The sun was in Alberta’s eyes now, telling her that it was past noon. She’d thought she’d take the bus to Jersey and make a few dollars picking strawberries today. Not that she actually needed the money since she still collected rent from Pat’s house downtown, and she and Brownie had paid for this house with cash. But she did need the torture of that hard work, the sun burning her skin, the stooping and standing, needed to feel whipped, punished, at the end of the day, absolved. Needed her church for that reason too, the severity of it. Though she’d loved Brownie’s church, loved the promises of salvation that poured from the pulpit, the purity of the energy that would fill up the place when the Spirit hit, the goodwill that flowed from arm to arm when they greeted her with hugs, the warmth in the “God bless” they said to her over and over again; though she loved it, could have wrapped herself up in the perfect affection the church showered on her, she didn’t trust it. Trusted only what she knew: that if the truth of who she was came out, that church would do like Joe and refuse to recognize her. They’d pass her by and withhold their affection, give it to a less-stained, less-handled, more respectable version of a child of God.

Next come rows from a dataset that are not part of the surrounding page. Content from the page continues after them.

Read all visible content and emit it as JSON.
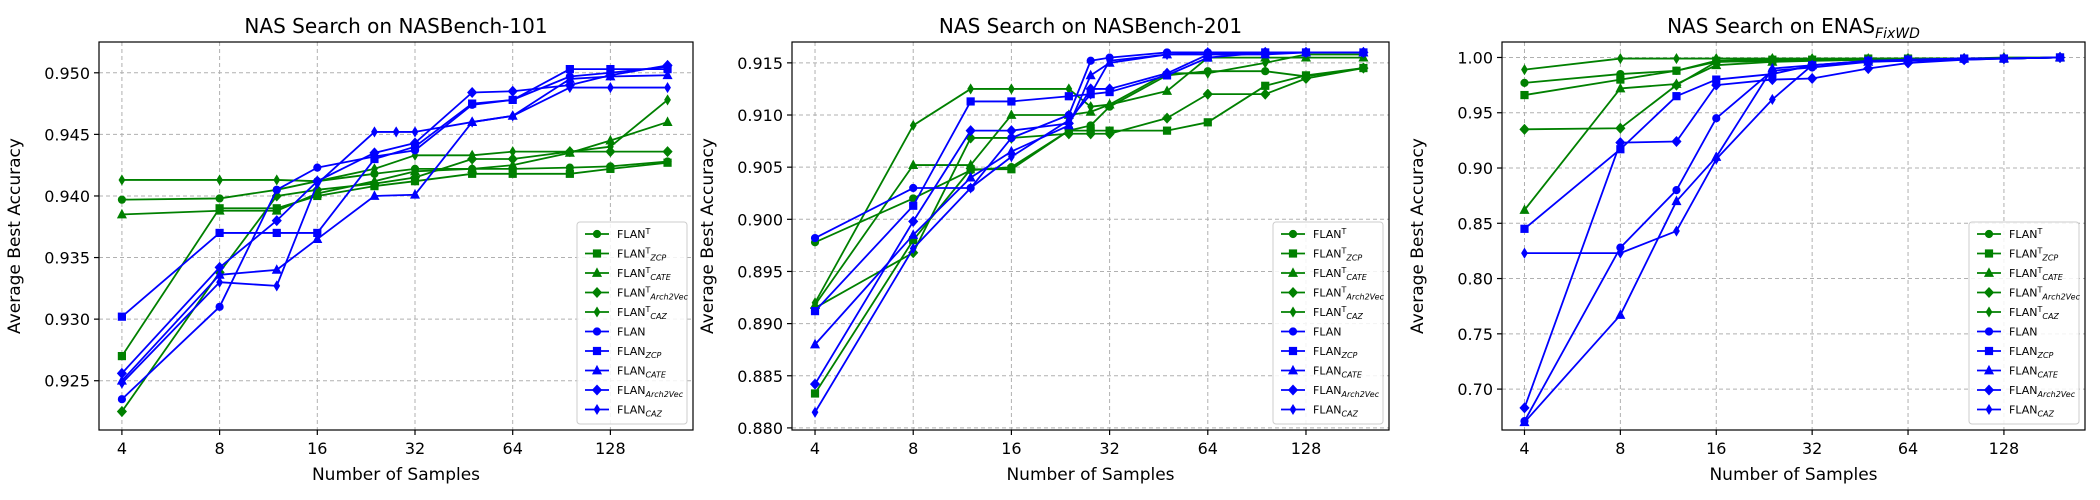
{
  "colors": {
    "green": "#008000",
    "blue": "#0000ff",
    "grid": "#b0b0b0"
  },
  "legend": [
    {
      "base": "FLAN",
      "sup": "T",
      "sub": "",
      "color": "green",
      "marker": "circle"
    },
    {
      "base": "FLAN",
      "sup": "T",
      "sub": "ZCP",
      "color": "green",
      "marker": "square"
    },
    {
      "base": "FLAN",
      "sup": "T",
      "sub": "CATE",
      "color": "green",
      "marker": "triangle"
    },
    {
      "base": "FLAN",
      "sup": "T",
      "sub": "Arch2Vec",
      "color": "green",
      "marker": "diamond"
    },
    {
      "base": "FLAN",
      "sup": "T",
      "sub": "CAZ",
      "color": "green",
      "marker": "thin-diamond"
    },
    {
      "base": "FLAN",
      "sup": "",
      "sub": "",
      "color": "blue",
      "marker": "circle"
    },
    {
      "base": "FLAN",
      "sup": "",
      "sub": "ZCP",
      "color": "blue",
      "marker": "square"
    },
    {
      "base": "FLAN",
      "sup": "",
      "sub": "CATE",
      "color": "blue",
      "marker": "triangle"
    },
    {
      "base": "FLAN",
      "sup": "",
      "sub": "Arch2Vec",
      "color": "blue",
      "marker": "diamond"
    },
    {
      "base": "FLAN",
      "sup": "",
      "sub": "CAZ",
      "color": "blue",
      "marker": "thin-diamond"
    }
  ],
  "chart_data": [
    {
      "type": "line",
      "title": "NAS Search on NASBench-101",
      "title_sub": "",
      "xlabel": "Number of Samples",
      "ylabel": "Average Best Accuracy",
      "x_scale": "log2",
      "xlim": [
        3.4,
        230
      ],
      "ylim": [
        0.921,
        0.9525
      ],
      "xticks": [
        4,
        8,
        16,
        32,
        64,
        128
      ],
      "xtick_labels": [
        "4",
        "8",
        "16",
        "32",
        "64",
        "128"
      ],
      "yticks": [
        0.925,
        0.93,
        0.935,
        0.94,
        0.945,
        0.95
      ],
      "ytick_labels": [
        "0.925",
        "0.930",
        "0.935",
        "0.940",
        "0.945",
        "0.950"
      ],
      "grid": true,
      "legend_position": "lower-right",
      "series": [
        {
          "x": [
            4,
            8,
            12,
            16,
            24,
            32,
            48,
            64,
            96,
            128,
            192
          ],
          "y": [
            0.9397,
            0.9398,
            0.9405,
            0.9412,
            0.9418,
            0.9422,
            0.9422,
            0.9422,
            0.9423,
            0.9424,
            0.9428
          ]
        },
        {
          "x": [
            4,
            8,
            12,
            16,
            24,
            32,
            48,
            64,
            96,
            128,
            192
          ],
          "y": [
            0.927,
            0.939,
            0.939,
            0.94,
            0.9408,
            0.9412,
            0.9418,
            0.9418,
            0.9418,
            0.9422,
            0.9427
          ]
        },
        {
          "x": [
            4,
            8,
            12,
            16,
            24,
            32,
            48,
            64,
            96,
            128,
            192
          ],
          "y": [
            0.9385,
            0.9388,
            0.9388,
            0.9402,
            0.9412,
            0.942,
            0.9422,
            0.9425,
            0.9435,
            0.9445,
            0.946
          ]
        },
        {
          "x": [
            4,
            8,
            12,
            16,
            24,
            32,
            48,
            64,
            96,
            128,
            192
          ],
          "y": [
            0.9225,
            0.9338,
            0.94,
            0.9405,
            0.941,
            0.9415,
            0.943,
            0.943,
            0.9436,
            0.9436,
            0.9436
          ]
        },
        {
          "x": [
            4,
            8,
            12,
            16,
            24,
            32,
            48,
            64,
            96,
            128,
            192
          ],
          "y": [
            0.9413,
            0.9413,
            0.9413,
            0.9412,
            0.9422,
            0.9433,
            0.9433,
            0.9436,
            0.9436,
            0.944,
            0.9478
          ]
        },
        {
          "x": [
            4,
            8,
            12,
            16,
            24,
            32,
            48,
            64,
            96,
            128,
            192
          ],
          "y": [
            0.9235,
            0.931,
            0.9405,
            0.9423,
            0.9432,
            0.9437,
            0.9474,
            0.9478,
            0.9497,
            0.95,
            0.9505
          ]
        },
        {
          "x": [
            4,
            8,
            12,
            16,
            24,
            32,
            48,
            64,
            96,
            128,
            192
          ],
          "y": [
            0.9302,
            0.937,
            0.937,
            0.937,
            0.943,
            0.944,
            0.9475,
            0.9478,
            0.9503,
            0.9503,
            0.9503
          ]
        },
        {
          "x": [
            4,
            8,
            12,
            16,
            24,
            32,
            48,
            64,
            96,
            128,
            192
          ],
          "y": [
            0.925,
            0.9336,
            0.934,
            0.9365,
            0.94,
            0.9401,
            0.946,
            0.9465,
            0.9495,
            0.9497,
            0.9498
          ]
        },
        {
          "x": [
            4,
            8,
            12,
            16,
            24,
            32,
            48,
            64,
            96,
            128,
            192
          ],
          "y": [
            0.9256,
            0.9342,
            0.938,
            0.9412,
            0.9435,
            0.9443,
            0.9484,
            0.9485,
            0.949,
            0.9498,
            0.9506
          ]
        },
        {
          "x": [
            4,
            8,
            12,
            16,
            24,
            28,
            32,
            48,
            64,
            96,
            128,
            192
          ],
          "y": [
            0.9248,
            0.933,
            0.9327,
            0.941,
            0.9452,
            0.9452,
            0.9452,
            0.946,
            0.9465,
            0.9488,
            0.9488,
            0.9488
          ]
        }
      ]
    },
    {
      "type": "line",
      "title": "NAS Search on NASBench-201",
      "title_sub": "",
      "xlabel": "Number of Samples",
      "ylabel": "Average Best Accuracy",
      "x_scale": "log2",
      "xlim": [
        3.4,
        230
      ],
      "ylim": [
        0.8798,
        0.917
      ],
      "xticks": [
        4,
        8,
        16,
        32,
        64,
        128
      ],
      "xtick_labels": [
        "4",
        "8",
        "16",
        "32",
        "64",
        "128"
      ],
      "yticks": [
        0.88,
        0.885,
        0.89,
        0.895,
        0.9,
        0.905,
        0.91,
        0.915
      ],
      "ytick_labels": [
        "0.880",
        "0.885",
        "0.890",
        "0.895",
        "0.900",
        "0.905",
        "0.910",
        "0.915"
      ],
      "grid": true,
      "legend_position": "lower-right",
      "series": [
        {
          "x": [
            4,
            8,
            12,
            16,
            24,
            28,
            32,
            48,
            64,
            96,
            128,
            192
          ],
          "y": [
            0.8978,
            0.902,
            0.9047,
            0.905,
            0.9085,
            0.909,
            0.9108,
            0.9138,
            0.9142,
            0.9142,
            0.9137,
            0.9145
          ]
        },
        {
          "x": [
            4,
            8,
            12,
            16,
            24,
            28,
            32,
            48,
            64,
            96,
            128,
            192
          ],
          "y": [
            0.8833,
            0.898,
            0.9048,
            0.9048,
            0.9085,
            0.9085,
            0.9085,
            0.9085,
            0.9093,
            0.9128,
            0.9138,
            0.9145
          ]
        },
        {
          "x": [
            4,
            8,
            12,
            16,
            24,
            28,
            32,
            48,
            64,
            96,
            128,
            192
          ],
          "y": [
            0.8918,
            0.9052,
            0.9052,
            0.91,
            0.91,
            0.9103,
            0.911,
            0.9123,
            0.9155,
            0.9155,
            0.9155,
            0.9155
          ]
        },
        {
          "x": [
            4,
            8,
            12,
            16,
            24,
            28,
            32,
            48,
            64,
            96,
            128,
            192
          ],
          "y": [
            0.8915,
            0.8968,
            0.9078,
            0.9078,
            0.9082,
            0.9082,
            0.9082,
            0.9097,
            0.912,
            0.912,
            0.9135,
            0.9145
          ]
        },
        {
          "x": [
            4,
            8,
            12,
            16,
            24,
            28,
            32,
            48,
            64,
            96,
            128,
            192
          ],
          "y": [
            0.892,
            0.909,
            0.9125,
            0.9125,
            0.9125,
            0.9108,
            0.911,
            0.914,
            0.914,
            0.915,
            0.9158,
            0.9158
          ]
        },
        {
          "x": [
            4,
            8,
            12,
            16,
            24,
            28,
            32,
            48,
            64,
            96,
            128,
            192
          ],
          "y": [
            0.8982,
            0.903,
            0.903,
            0.9078,
            0.91,
            0.9152,
            0.9155,
            0.916,
            0.916,
            0.916,
            0.916,
            0.916
          ]
        },
        {
          "x": [
            4,
            8,
            12,
            16,
            24,
            28,
            32,
            48,
            64,
            96,
            128,
            192
          ],
          "y": [
            0.8912,
            0.9013,
            0.9113,
            0.9113,
            0.9118,
            0.912,
            0.9122,
            0.9138,
            0.9155,
            0.916,
            0.916,
            0.916
          ]
        },
        {
          "x": [
            4,
            8,
            12,
            16,
            24,
            28,
            32,
            48,
            64,
            96,
            128,
            192
          ],
          "y": [
            0.888,
            0.8985,
            0.904,
            0.9065,
            0.909,
            0.9138,
            0.915,
            0.9158,
            0.9158,
            0.9158,
            0.916,
            0.916
          ]
        },
        {
          "x": [
            4,
            8,
            12,
            16,
            24,
            28,
            32,
            48,
            64,
            96,
            128,
            192
          ],
          "y": [
            0.8842,
            0.8998,
            0.9085,
            0.9085,
            0.9092,
            0.9125,
            0.9125,
            0.914,
            0.9158,
            0.916,
            0.916,
            0.916
          ]
        },
        {
          "x": [
            4,
            8,
            12,
            16,
            24,
            28,
            32,
            48,
            64,
            96,
            128,
            192
          ],
          "y": [
            0.8815,
            0.8972,
            0.903,
            0.906,
            0.9095,
            0.912,
            0.9152,
            0.9158,
            0.916,
            0.916,
            0.916,
            0.916
          ]
        }
      ]
    },
    {
      "type": "line",
      "title": "NAS Search on ENAS",
      "title_sub": "FixWD",
      "xlabel": "Number of Samples",
      "ylabel": "Average Best Accuracy",
      "x_scale": "log2",
      "xlim": [
        3.4,
        230
      ],
      "ylim": [
        0.663,
        1.014
      ],
      "xticks": [
        4,
        8,
        16,
        32,
        64,
        128
      ],
      "xtick_labels": [
        "4",
        "8",
        "16",
        "32",
        "64",
        "128"
      ],
      "yticks": [
        0.7,
        0.75,
        0.8,
        0.85,
        0.9,
        0.95,
        1.0
      ],
      "ytick_labels": [
        "0.70",
        "0.75",
        "0.80",
        "0.85",
        "0.90",
        "0.95",
        "1.00"
      ],
      "grid": true,
      "legend_position": "lower-right",
      "series": [
        {
          "x": [
            4,
            8,
            12,
            16,
            24,
            32,
            48,
            64,
            96,
            128,
            192
          ],
          "y": [
            0.977,
            0.985,
            0.988,
            0.996,
            0.997,
            0.998,
            0.998,
            0.999,
            0.999,
            0.999,
            1.0
          ]
        },
        {
          "x": [
            4,
            8,
            12,
            16,
            24,
            32,
            48,
            64,
            96,
            128,
            192
          ],
          "y": [
            0.966,
            0.98,
            0.988,
            0.997,
            0.998,
            0.998,
            0.999,
            0.999,
            0.999,
            0.999,
            1.0
          ]
        },
        {
          "x": [
            4,
            8,
            12,
            16,
            24,
            32,
            48,
            64,
            96,
            128,
            192
          ],
          "y": [
            0.862,
            0.972,
            0.976,
            0.993,
            0.996,
            0.997,
            0.998,
            0.998,
            0.999,
            0.999,
            1.0
          ]
        },
        {
          "x": [
            4,
            8,
            12,
            16,
            24,
            32,
            48,
            64,
            96,
            128,
            192
          ],
          "y": [
            0.935,
            0.936,
            0.975,
            0.996,
            0.997,
            0.998,
            0.998,
            0.999,
            0.999,
            0.999,
            1.0
          ]
        },
        {
          "x": [
            4,
            8,
            12,
            16,
            24,
            32,
            48,
            64,
            96,
            128,
            192
          ],
          "y": [
            0.989,
            0.999,
            0.999,
            0.999,
            0.999,
            0.999,
            0.999,
            0.999,
            0.999,
            1.0,
            1.0
          ]
        },
        {
          "x": [
            4,
            8,
            12,
            16,
            24,
            32,
            48,
            64,
            96,
            128,
            192
          ],
          "y": [
            0.671,
            0.828,
            0.88,
            0.945,
            0.988,
            0.991,
            0.996,
            0.997,
            0.998,
            0.999,
            1.0
          ]
        },
        {
          "x": [
            4,
            8,
            12,
            16,
            24,
            32,
            48,
            64,
            96,
            128,
            192
          ],
          "y": [
            0.845,
            0.917,
            0.965,
            0.98,
            0.985,
            0.993,
            0.997,
            0.998,
            0.999,
            0.999,
            1.0
          ]
        },
        {
          "x": [
            4,
            8,
            12,
            16,
            24,
            32,
            48,
            64,
            96,
            128,
            192
          ],
          "y": [
            0.67,
            0.767,
            0.87,
            0.91,
            0.99,
            0.993,
            0.996,
            0.998,
            0.999,
            0.999,
            1.0
          ]
        },
        {
          "x": [
            4,
            8,
            12,
            16,
            24,
            32,
            48,
            64,
            96,
            128,
            192
          ],
          "y": [
            0.683,
            0.923,
            0.924,
            0.975,
            0.98,
            0.981,
            0.99,
            0.995,
            0.998,
            0.999,
            1.0
          ]
        },
        {
          "x": [
            4,
            8,
            12,
            16,
            24,
            32,
            48,
            64,
            96,
            128,
            192
          ],
          "y": [
            0.823,
            0.823,
            0.843,
            0.908,
            0.962,
            0.993,
            0.997,
            0.997,
            0.999,
            0.999,
            1.0
          ]
        }
      ]
    }
  ]
}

But her church, the one she put Brownie down in favor of, understood her need to be punished. Even the Bible they studied used only verse that shouted out the unworthiness of mankind. She needed that. Needed to be reminded that she was unworthy, always would be. Needed to know that the best she could hope for was that the next life would be brighter; the only way to know that brightness was by denying herself in this life. Needed to deny herself. Needed to suffer. But she hadn’t suffered picking strawberries today. Hadn’t gone to church today either. Worried now about the fact that Neet had. Neet still weak from her surgery; her forehead had even been slightly warm this morning. She thought she might go to church in a bit and bring Neet home. Just because she needed a religion that bludgeoned her daily didn’t mean that Neet did too. She shocked herself now giving life to such a thought. Another reversal, she thought, and she got a woozy feeling, as if she was on a train that had suddenly changed direction, moving backward now instead of forward.
She heard movement in the yard next door. Heard Louise out there calling for the cat, sounded as if she was crying as she called for the cat. She got up from her steps then and walked to the fence, told Louise that she truly hoped the cat turned up. “I love him too,” she said to the shock in Louise’s eyes. She didn’t wait for Louise to answer, walked back up her steps and into her house wondering what else she would do today that would reverse the idea of who she was.